The Covid-19 pandemic has made a deep and lasting impression on the lives of millions of people, endangering not only their health but their livelihoods as well. As the world begins to contract and borders are closed, whole industry sectors have been devasated to an extent unimaginable even at the start of the year.

Arguably no part of the economy has been more devastated by the hospitality, travel and leisure sector due to international travel restrictions, laws on social distancing and rapidly changing government responses to a rapidly evolving health situation, Support packages and furlough schemes have helped cushion some of the blows, but many smaller, and even such larger companies, will not survive, and many who work in this sector face a very uncertain future.

Of course, the picture is not unremittingly black. Some businesses have actually thrived during the lockdown, particularly those in the digital space. Amazon, for example, reported its biggest profits in its history at the end of July, with third-quarter earnings and sales exceeding all analysts’ expectations.

People forced to spend more time at home or by themselves are turning to the internet, which means for example that an online casino in Ireland can expect 2020 to be a bumper year.

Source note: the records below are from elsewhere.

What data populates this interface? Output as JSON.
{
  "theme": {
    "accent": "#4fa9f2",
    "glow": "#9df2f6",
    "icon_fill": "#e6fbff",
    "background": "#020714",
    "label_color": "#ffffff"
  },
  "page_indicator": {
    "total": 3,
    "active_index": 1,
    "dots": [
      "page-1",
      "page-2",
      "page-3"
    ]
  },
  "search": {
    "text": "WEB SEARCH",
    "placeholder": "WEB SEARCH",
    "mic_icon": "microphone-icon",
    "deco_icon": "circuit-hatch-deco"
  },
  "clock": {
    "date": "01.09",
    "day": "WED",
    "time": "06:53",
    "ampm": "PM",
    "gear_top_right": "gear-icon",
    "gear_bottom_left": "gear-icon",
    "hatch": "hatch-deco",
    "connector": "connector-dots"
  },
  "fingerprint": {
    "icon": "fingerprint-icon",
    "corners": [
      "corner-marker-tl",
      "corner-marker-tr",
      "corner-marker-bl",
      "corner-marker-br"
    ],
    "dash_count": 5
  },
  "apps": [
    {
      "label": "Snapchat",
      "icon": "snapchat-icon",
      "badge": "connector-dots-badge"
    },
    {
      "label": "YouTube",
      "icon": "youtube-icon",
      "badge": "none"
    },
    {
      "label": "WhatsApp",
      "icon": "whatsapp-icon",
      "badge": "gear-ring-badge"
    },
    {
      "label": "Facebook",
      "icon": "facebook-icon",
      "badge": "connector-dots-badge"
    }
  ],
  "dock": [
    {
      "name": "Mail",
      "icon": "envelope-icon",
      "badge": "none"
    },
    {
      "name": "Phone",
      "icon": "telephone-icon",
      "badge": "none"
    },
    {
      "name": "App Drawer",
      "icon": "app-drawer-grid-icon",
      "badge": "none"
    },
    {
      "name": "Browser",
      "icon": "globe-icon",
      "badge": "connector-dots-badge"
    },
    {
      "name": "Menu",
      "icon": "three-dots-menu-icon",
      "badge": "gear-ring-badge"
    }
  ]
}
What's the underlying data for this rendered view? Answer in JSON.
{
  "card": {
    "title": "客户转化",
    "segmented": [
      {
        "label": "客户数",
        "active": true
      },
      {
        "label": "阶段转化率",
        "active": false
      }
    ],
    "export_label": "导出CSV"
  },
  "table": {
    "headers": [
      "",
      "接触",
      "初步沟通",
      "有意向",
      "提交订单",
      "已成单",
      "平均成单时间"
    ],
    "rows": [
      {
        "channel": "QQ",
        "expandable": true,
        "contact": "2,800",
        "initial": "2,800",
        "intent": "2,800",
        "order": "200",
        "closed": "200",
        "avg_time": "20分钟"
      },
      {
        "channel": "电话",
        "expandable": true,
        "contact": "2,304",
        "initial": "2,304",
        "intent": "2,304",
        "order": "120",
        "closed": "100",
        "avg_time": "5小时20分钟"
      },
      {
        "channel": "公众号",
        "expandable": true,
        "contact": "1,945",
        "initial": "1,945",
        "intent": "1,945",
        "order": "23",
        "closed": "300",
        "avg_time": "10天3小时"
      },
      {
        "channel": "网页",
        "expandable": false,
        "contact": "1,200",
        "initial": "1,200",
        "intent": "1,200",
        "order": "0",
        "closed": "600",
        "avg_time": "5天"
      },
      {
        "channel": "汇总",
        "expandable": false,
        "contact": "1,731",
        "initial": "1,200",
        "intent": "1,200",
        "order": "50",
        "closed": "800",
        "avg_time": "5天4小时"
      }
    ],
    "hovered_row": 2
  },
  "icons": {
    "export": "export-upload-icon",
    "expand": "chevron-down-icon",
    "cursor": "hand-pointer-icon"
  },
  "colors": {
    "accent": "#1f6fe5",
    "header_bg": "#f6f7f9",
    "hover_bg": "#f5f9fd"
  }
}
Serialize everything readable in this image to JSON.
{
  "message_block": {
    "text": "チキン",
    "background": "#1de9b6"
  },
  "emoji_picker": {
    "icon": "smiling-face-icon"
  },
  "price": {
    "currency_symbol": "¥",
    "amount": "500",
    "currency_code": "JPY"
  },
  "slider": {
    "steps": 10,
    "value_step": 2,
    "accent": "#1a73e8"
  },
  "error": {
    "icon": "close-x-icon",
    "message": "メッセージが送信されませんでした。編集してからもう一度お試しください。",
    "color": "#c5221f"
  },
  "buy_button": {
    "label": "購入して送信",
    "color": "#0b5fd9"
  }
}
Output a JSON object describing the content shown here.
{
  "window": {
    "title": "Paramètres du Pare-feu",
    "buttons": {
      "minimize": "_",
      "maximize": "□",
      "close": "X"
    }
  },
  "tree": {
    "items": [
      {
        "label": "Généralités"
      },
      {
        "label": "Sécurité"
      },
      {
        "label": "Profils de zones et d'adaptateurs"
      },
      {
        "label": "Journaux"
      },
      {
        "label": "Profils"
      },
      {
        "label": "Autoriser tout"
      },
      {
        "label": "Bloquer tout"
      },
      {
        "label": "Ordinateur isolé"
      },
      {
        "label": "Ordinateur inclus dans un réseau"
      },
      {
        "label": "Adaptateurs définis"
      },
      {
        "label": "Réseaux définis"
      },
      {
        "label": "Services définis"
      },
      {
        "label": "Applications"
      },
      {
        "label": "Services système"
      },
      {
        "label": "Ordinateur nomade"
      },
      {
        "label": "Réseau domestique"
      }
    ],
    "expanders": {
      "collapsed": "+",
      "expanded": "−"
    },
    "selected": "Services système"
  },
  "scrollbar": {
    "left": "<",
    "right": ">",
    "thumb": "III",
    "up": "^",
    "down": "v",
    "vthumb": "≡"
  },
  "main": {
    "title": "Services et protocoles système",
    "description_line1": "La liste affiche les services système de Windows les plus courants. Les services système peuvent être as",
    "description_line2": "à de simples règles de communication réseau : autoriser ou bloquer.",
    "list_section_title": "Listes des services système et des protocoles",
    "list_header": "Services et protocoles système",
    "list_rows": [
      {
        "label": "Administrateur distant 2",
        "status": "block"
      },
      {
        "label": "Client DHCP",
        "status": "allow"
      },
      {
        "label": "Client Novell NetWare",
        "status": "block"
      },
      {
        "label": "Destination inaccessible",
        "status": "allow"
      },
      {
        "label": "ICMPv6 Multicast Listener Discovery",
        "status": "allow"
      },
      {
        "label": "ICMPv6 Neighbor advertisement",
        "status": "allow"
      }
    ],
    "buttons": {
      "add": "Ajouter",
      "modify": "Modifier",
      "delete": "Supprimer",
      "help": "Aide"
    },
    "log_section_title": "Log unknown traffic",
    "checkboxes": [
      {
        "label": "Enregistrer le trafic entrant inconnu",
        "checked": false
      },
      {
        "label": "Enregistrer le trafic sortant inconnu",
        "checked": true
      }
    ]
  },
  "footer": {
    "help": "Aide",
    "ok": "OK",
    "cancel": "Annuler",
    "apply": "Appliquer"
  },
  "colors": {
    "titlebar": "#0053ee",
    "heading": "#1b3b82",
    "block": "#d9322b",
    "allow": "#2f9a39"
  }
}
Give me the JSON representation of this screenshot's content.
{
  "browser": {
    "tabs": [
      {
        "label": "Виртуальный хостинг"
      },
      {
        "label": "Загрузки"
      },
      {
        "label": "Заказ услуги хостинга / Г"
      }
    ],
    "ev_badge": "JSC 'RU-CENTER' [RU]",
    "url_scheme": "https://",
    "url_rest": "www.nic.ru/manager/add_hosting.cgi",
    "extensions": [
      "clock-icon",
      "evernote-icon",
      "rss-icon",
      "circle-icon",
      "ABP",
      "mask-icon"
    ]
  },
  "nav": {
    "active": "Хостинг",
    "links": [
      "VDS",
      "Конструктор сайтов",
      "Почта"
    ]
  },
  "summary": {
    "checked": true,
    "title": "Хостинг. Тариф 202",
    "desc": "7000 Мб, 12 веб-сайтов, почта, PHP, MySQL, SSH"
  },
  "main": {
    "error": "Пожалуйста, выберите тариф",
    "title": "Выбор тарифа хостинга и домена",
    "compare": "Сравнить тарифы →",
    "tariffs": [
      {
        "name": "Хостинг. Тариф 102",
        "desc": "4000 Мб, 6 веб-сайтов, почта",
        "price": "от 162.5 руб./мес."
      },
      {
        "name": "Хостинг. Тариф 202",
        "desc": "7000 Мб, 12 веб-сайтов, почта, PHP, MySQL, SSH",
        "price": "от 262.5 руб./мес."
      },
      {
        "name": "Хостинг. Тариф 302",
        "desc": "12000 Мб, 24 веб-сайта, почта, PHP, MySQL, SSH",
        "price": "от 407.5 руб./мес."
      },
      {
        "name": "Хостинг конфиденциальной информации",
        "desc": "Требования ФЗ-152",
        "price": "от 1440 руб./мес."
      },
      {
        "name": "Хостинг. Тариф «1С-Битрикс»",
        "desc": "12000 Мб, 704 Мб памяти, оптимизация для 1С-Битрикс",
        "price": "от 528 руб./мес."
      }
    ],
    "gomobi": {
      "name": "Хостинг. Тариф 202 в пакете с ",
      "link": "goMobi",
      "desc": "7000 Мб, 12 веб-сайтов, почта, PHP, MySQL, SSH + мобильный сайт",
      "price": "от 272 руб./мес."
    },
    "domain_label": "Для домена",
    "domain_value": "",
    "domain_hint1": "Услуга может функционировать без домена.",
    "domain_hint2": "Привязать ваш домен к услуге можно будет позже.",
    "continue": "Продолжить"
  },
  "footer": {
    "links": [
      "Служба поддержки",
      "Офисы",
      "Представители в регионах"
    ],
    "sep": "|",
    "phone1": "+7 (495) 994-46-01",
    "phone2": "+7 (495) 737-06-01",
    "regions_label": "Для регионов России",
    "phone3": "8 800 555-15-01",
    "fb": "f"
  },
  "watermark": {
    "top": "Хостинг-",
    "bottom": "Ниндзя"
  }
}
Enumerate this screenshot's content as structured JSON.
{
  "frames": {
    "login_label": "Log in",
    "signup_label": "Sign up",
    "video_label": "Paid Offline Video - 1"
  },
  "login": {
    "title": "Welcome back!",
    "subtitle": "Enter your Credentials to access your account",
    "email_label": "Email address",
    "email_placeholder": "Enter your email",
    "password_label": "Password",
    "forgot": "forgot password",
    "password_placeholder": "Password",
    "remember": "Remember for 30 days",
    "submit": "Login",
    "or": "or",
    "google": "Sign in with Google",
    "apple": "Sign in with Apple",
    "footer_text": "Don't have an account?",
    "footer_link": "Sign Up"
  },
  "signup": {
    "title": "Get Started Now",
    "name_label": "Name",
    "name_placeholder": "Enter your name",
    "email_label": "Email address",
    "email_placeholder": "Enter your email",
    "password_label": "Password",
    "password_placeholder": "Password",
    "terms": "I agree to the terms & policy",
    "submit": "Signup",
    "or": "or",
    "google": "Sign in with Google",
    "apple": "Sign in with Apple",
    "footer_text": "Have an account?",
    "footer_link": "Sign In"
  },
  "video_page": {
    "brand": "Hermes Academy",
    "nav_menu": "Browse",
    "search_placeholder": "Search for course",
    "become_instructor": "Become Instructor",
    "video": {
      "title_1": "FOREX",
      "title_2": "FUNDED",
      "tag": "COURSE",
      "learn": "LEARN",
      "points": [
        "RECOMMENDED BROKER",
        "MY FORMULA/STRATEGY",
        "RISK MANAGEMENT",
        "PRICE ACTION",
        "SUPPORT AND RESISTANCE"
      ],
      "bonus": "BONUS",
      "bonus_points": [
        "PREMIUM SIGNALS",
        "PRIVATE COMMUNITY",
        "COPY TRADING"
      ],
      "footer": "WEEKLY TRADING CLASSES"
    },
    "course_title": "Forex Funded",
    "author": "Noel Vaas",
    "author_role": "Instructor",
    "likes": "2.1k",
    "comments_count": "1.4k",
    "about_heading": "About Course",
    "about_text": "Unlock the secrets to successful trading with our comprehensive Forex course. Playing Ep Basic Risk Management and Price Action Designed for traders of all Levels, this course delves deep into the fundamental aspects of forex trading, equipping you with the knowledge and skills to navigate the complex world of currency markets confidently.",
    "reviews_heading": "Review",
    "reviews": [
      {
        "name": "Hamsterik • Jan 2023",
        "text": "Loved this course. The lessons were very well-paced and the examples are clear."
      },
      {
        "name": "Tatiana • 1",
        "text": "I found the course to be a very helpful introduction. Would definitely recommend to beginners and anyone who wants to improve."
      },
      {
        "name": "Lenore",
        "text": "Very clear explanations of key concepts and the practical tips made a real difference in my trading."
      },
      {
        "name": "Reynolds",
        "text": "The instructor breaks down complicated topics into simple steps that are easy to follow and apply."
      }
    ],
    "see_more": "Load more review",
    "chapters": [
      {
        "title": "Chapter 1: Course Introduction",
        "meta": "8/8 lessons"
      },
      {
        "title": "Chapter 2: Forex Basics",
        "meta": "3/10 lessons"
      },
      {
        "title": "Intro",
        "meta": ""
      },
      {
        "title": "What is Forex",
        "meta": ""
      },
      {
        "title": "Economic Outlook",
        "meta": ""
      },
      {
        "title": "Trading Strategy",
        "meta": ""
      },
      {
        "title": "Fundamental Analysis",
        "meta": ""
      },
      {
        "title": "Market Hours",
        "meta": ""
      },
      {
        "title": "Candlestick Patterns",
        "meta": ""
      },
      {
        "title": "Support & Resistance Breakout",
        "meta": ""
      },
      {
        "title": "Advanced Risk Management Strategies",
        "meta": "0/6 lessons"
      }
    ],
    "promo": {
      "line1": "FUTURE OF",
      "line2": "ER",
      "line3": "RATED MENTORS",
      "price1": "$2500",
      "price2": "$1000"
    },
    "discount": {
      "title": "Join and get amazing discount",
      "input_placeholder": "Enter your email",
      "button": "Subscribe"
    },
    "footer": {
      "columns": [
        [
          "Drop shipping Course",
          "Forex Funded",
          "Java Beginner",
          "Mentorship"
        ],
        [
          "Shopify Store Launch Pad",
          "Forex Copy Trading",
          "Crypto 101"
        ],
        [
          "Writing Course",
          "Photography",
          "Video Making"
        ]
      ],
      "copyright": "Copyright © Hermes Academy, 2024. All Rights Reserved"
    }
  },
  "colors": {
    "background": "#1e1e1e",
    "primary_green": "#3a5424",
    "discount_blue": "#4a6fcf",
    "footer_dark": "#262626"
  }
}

That is not necessarily a good thing. A UK survey has recently revealed that 52% of online gamblers increased the amount they spent during national lockdown as a way of reliving the boredom. And that includes one in five problem gamblers, and a 12% increase from those who identified themselves as moderate gamblers.

This switch to online consumption is likely to continue. Already the health minister in Scotland has advised people there to prepare for a digital Christmas, with family celebrations likely to be conducted on Zoom.

Nor is there likely to be any upside soon. French President Emmanuel Macron has warned his citizens that they will be fighting the virus at least until the middle of next year, whilst the US has just recorded a record daily high of Covid-19 cases.

Globally, the economic impact of the pandemic on the hospitality, travel and leisure sectors is likely to be truly staggering.

Take tourism, which currently accounts for 10% of global GDP. The World Travel and Tourism Council (WT&TC) has estimated that the pandemic could cost nearly 50 million jobs world-wide, in the travel and tourism industry, with Asia likely to suffer the greatest impact with 30 million jobs at risk.

Meanwhile, another study has suggested the loss of travel related economic output in 2020 will be US $910 billion – that is seven times greater than the post 9/11 impact.

All this means that, when the world finally emerges on the other side of the pandemic, and people are able to travel once more, they are likely to face a reduced choice. Their favourite airline might not exist anymore, their preferred hotel will remain shuttered, and many of the pubs, bars, cafes and restaurants they liked to visit will just be historical memories.

And it may also extend into the sporting arena, where hundreds of clubs and sporting associations which have been bedrocks of local communities for years may simply disappear.

In September FIFA predicted that the pandemic will cost the sport of football US $14 billion this year – that is a third of the game’s global economic value. When those losses are projected on to all the other sports and leisure activities, then the numbers become truly mind-boggling.

In summary, apart from the immense cost to people’s physical and mental health, the pandemic is likely to cause almost incalculable damage to the hospitality, travel and leisure sector. There will be some winners, but there will be hundreds of thousands of losers.